Escrevo no Dia dos Pretos Velhos, 13 de maio. Até ver uma postagem numa rede social, não sabia dessa efeméride da Umbanda colada à data alusiva à Lei Áurea. Mas antes que pudesse pesquisar o assunto, deixei de lado o computador para cuidar de temas domésticos urgentes, como as goteiras múltiplas no apartamento de último andar em que moro. Foi aí que meu olhar bateu num pequeno frasco retirado de lugar por conta dos vazamentos. Arrepiei. Ali estavam as contas de uma guia que eu recebera anos atrás — de um Preto Velho!

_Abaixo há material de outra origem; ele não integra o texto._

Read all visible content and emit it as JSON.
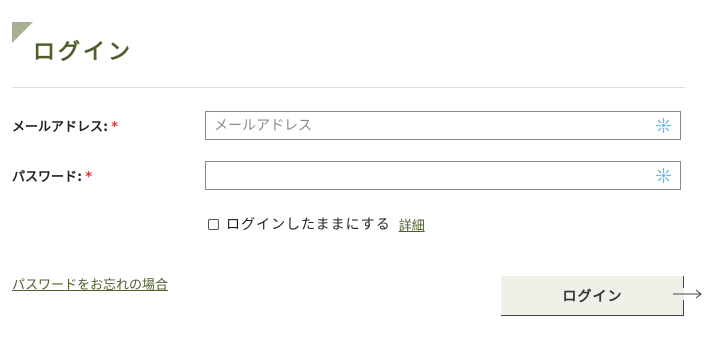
{
  "header": {
    "title": "ログイン"
  },
  "form": {
    "email": {
      "label": "メールアドレス:",
      "required_mark": "*",
      "placeholder": "メールアドレス",
      "value": ""
    },
    "password": {
      "label": "パスワード:",
      "required_mark": "*",
      "placeholder": "",
      "value": ""
    },
    "remember": {
      "label": "ログインしたままにする",
      "checked": false,
      "details_link": "詳細"
    },
    "forgot_link": "パスワードをお忘れの場合",
    "submit_label": "ログイン"
  },
  "icons": {
    "field_icon": "keyboard-helper-icon",
    "submit_icon": "arrow-right-icon"
  },
  "colors": {
    "accent": "#4e5f2b",
    "corner": "#a7b093",
    "required": "#d23a3a",
    "button_bg": "#eff0e8",
    "field_icon": "#6fb6e6"
  }
}
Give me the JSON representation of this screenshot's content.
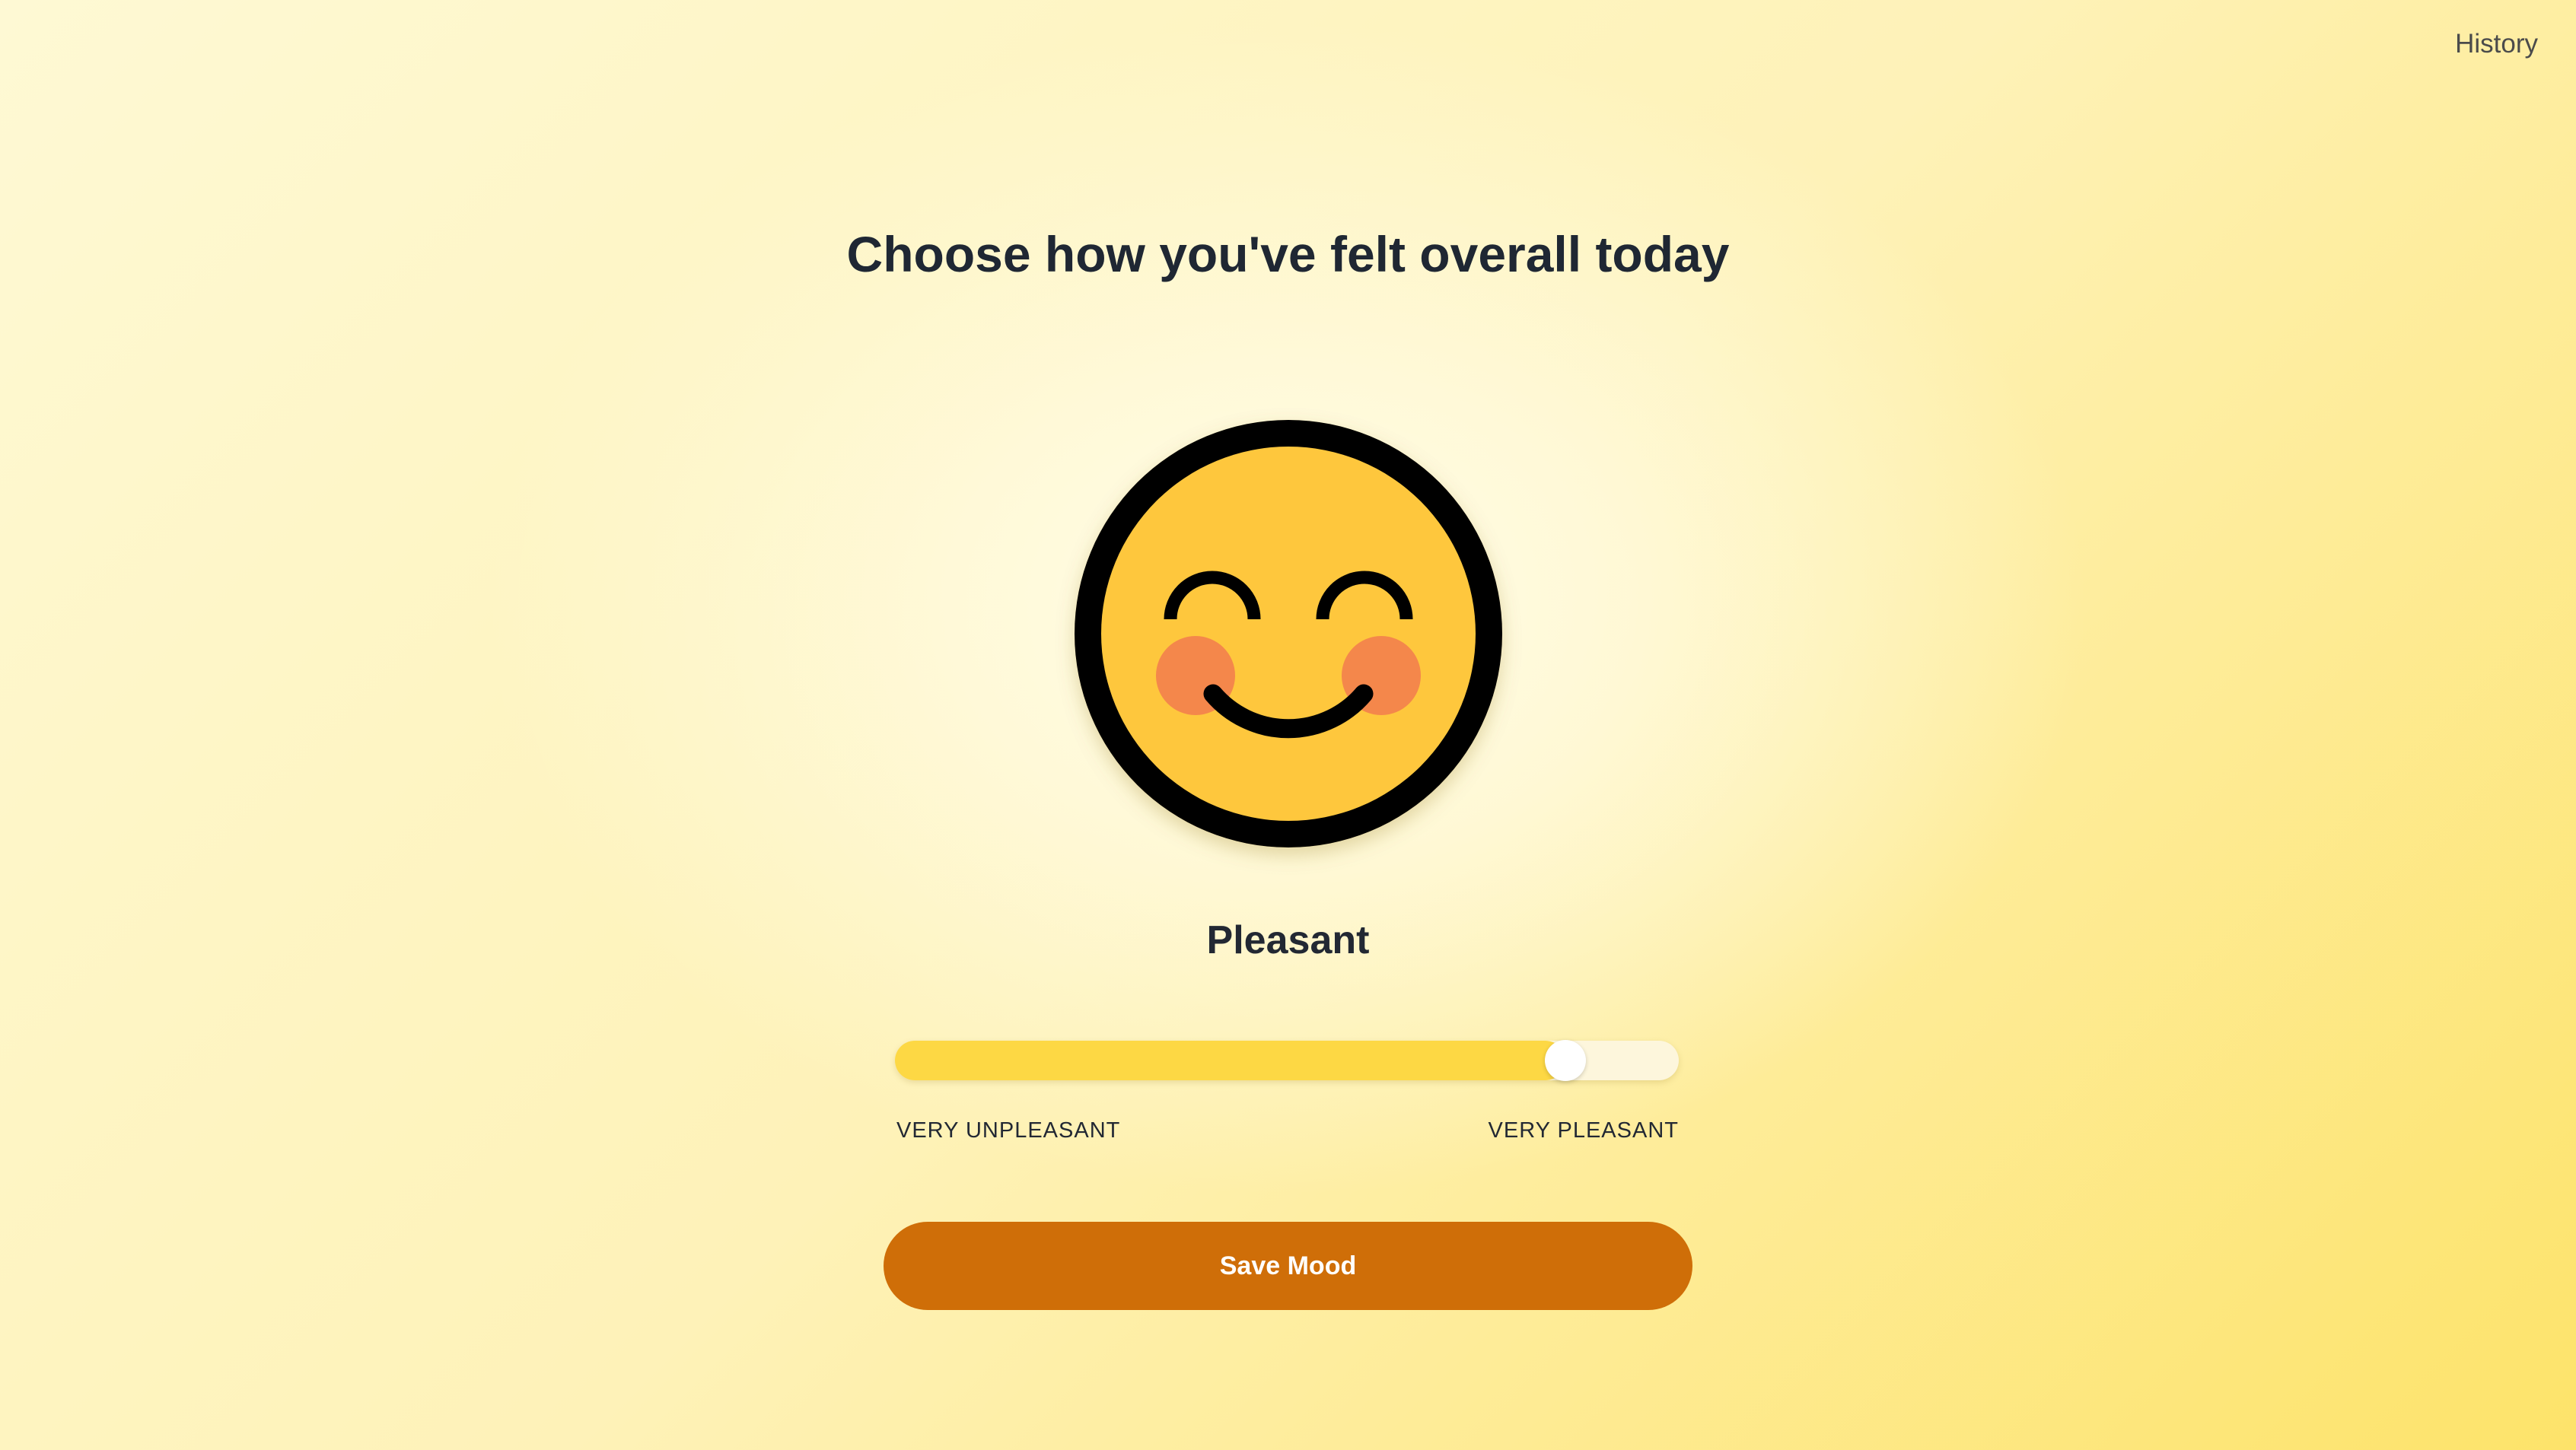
{
  "nav": {
    "history_label": "History"
  },
  "title": "Choose how you've felt overall today",
  "mood": {
    "label": "Pleasant",
    "icon": "smiling-face-icon",
    "value_fraction": 0.855
  },
  "slider": {
    "min_label": "VERY UNPLEASANT",
    "max_label": "VERY PLEASANT"
  },
  "save_label": "Save Mood",
  "colors": {
    "face": "#fec73d",
    "cheeks": "#f4874b",
    "outline": "#000000",
    "slider_fill": "#fdd844",
    "save_button": "#cf6e08",
    "text": "#1f2733"
  }
}
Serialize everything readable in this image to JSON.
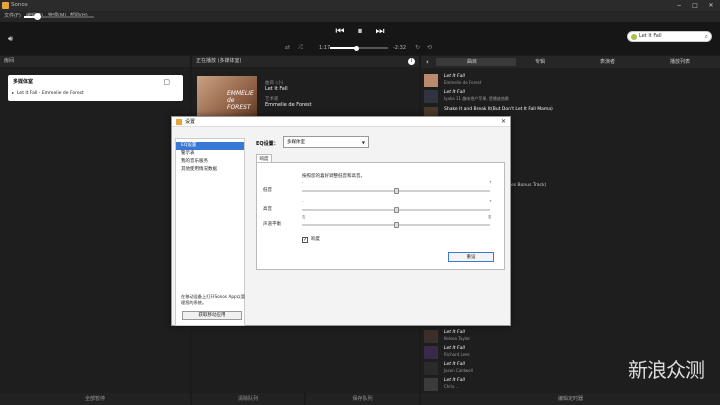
{
  "window": {
    "title": "Sonos",
    "controls": [
      "−",
      "□",
      "✕"
    ]
  },
  "menu": [
    "文件(F)",
    "编辑(E)",
    "管理(M)",
    "帮助(H)"
  ],
  "transport": {
    "volume_percent": 18,
    "elapsed": "1:17",
    "total": "-2:32",
    "progress_percent": 45
  },
  "search": {
    "query": "Let It Fall"
  },
  "columns": {
    "rooms": "房间",
    "now_playing": "正在播放 (多媒体室)"
  },
  "room_card": {
    "title": "多媒体室",
    "track": "Let It Fall - Emmelie de Forest"
  },
  "album": {
    "text": "EMMELIE de FOREST"
  },
  "now_playing": {
    "src_label": "曲目 (小)",
    "track": "Let It Fall",
    "artist_label": "艺术家",
    "artist": "Emmelie de Forest"
  },
  "tabs": [
    "曲目",
    "专辑",
    "表演者",
    "播放列表"
  ],
  "right_list": [
    {
      "title": "Let It Fall",
      "artist": "Emmelie de Forest"
    },
    {
      "title": "Let It Fall",
      "artist": "Iyaka 11 趣味把产苹果, 是播放曲歌"
    },
    {
      "title": "Shake It and Break It(But Don't Let It Fall Mama)",
      "artist": ""
    }
  ],
  "right_frag": "es Bonus Track)",
  "bottom_list": [
    {
      "title": "Let It Fall",
      "artist": "Kelsea Taylor"
    },
    {
      "title": "Let It Fall",
      "artist": "Richard Lees"
    },
    {
      "title": "Let It Fall",
      "artist": "Jason Caldwell"
    },
    {
      "title": "Let It Fall",
      "artist": "Chris..."
    }
  ],
  "bottom": [
    "全部暂停",
    "清除队列",
    "保存队列",
    "编辑定时器"
  ],
  "dialog": {
    "title": "设置",
    "sidebar": [
      "EQ设置",
      "警示表",
      "我的音乐服务",
      "其他使用情况数据"
    ],
    "sidebar_note": "在移动设备上打开Sonos App以管理您的系统。",
    "sidebar_btn": "获取移动应用",
    "eq_label": "EQ设置：",
    "eq_value": "多媒体室",
    "subtab": "响度",
    "desc": "按照您的喜好调整低音和高音。",
    "sliders": [
      {
        "label": "低音",
        "value": 0
      },
      {
        "label": "高音",
        "value": 0
      },
      {
        "label": "声道平衡",
        "value": 0
      }
    ],
    "balance_ticks": [
      "左",
      "右"
    ],
    "loudness": "响度",
    "loudness_checked": true,
    "reset": "重设"
  },
  "watermark": "新浪众测"
}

Essa história começa em 2016. Eu fazia parte da equipe da produtora caxiense Transe Filmes na gravação da série Vento Sul, sobre habitantes de grandes cidades migrados do interior. Um desses personagens era Dona Leide, senhora de meia idade moradora da Ilha da Pintada, estuário do Guaíba, em Porto Alegre. Que mulher incrível! A casa humilde, erguida em palafita poucos metros acima das águas, dava conta de uma precária condição social em contraste com a disposição de viver e a generosidade da dona. Mestiça, viera de uma região de colonização alemã, ainda mocinha, para tentar a vida na Capital. Medo? Nunca. Dizia ela que seu guia de frente era um índio guerreiro, por isso não temia o desconhecido.
Aquela casinha frágil, que exigia atenção no caminhar pelas velhas tábuas espaçadas do chão, era sua, seu orgulho. Ali cuidara do marido doente até a morte dele — e para ela estar por perto, trabalhara como gari na ilha mesmo. Ali abrigara, certa vez, um jovem da comunidade, rejeitado pelos pais por conta da orientação sexual. A casa era como seu coração, sempre pronta a acolher. Por isso Dona Leide resistira o quanto pôde a sair dali durante uma cheia moderada do Guaíba. Da casa da filha, na cidade, não via a hora de voltar para seu canto. Um dia um vizinho avisou: a água baixou, mas a casa está cheia de cobras! E ela: volto com cobras mesmo!
Mulher de fé, Dona Leide passara por diferentes religiões, até se encontrar na Umbanda. Horas depois de nossa conversa, retornamos à ilha para gravar um ritual noturno dedicado aos Pretos Velhos, no qual ela seria uma das médiuns. Havia gente de todas as cores e idades no terreiro. Gente em busca de cura, de esperança, de amor. Entre incensos, batuques e cânticos, os Pretos Velhos, “baixados” em médiuns negros e brancos, davam passes e abençoavam peças de roupas e objetos que lhes eram entregues. Quando já tínhamos gravado o suficiente e nos preparávamos para ir embora, a mãe de santo do terreiro me disse que o Preto Velho da Dona Leide queria me ver.
Fui até ela. De olhos fechados, sem nada falar, ela assoprou fumaça do charuto em mim e deu-me um abraço caloroso. Daí tirou do próprio pescoço uma guia de sementes cinzentas e a pôs no meu. Agradeci, sem saber na hora a quem, se a ela ou à entidade. Guardei a guia por anos. Um dia a encontrei quebrada, o náilon tinha rebentado. Então pus as contas num pote e esqueci. Agora o reencontro, em meio a tanta dor no Rio Grande, no Dia dos Pretos Velhos. E penso logo em Dona Leide, em sua casinha certamente submersa, em tanta gente querendo voltar aos espaços de seus afetos, às suas querências.
Acho que devo consertar aquela guia do Preto Velho. E enquanto enfiar cada conta na agulha, como se rezasse um terço, pensarei na bondade humana, na generosidade dos humildes, na força ancestral que nos conclama a resistir pela vida. Conta junto de conta, a guia estará inteira de novo, feito a linha de fraternidade que ora une os corações compassivos.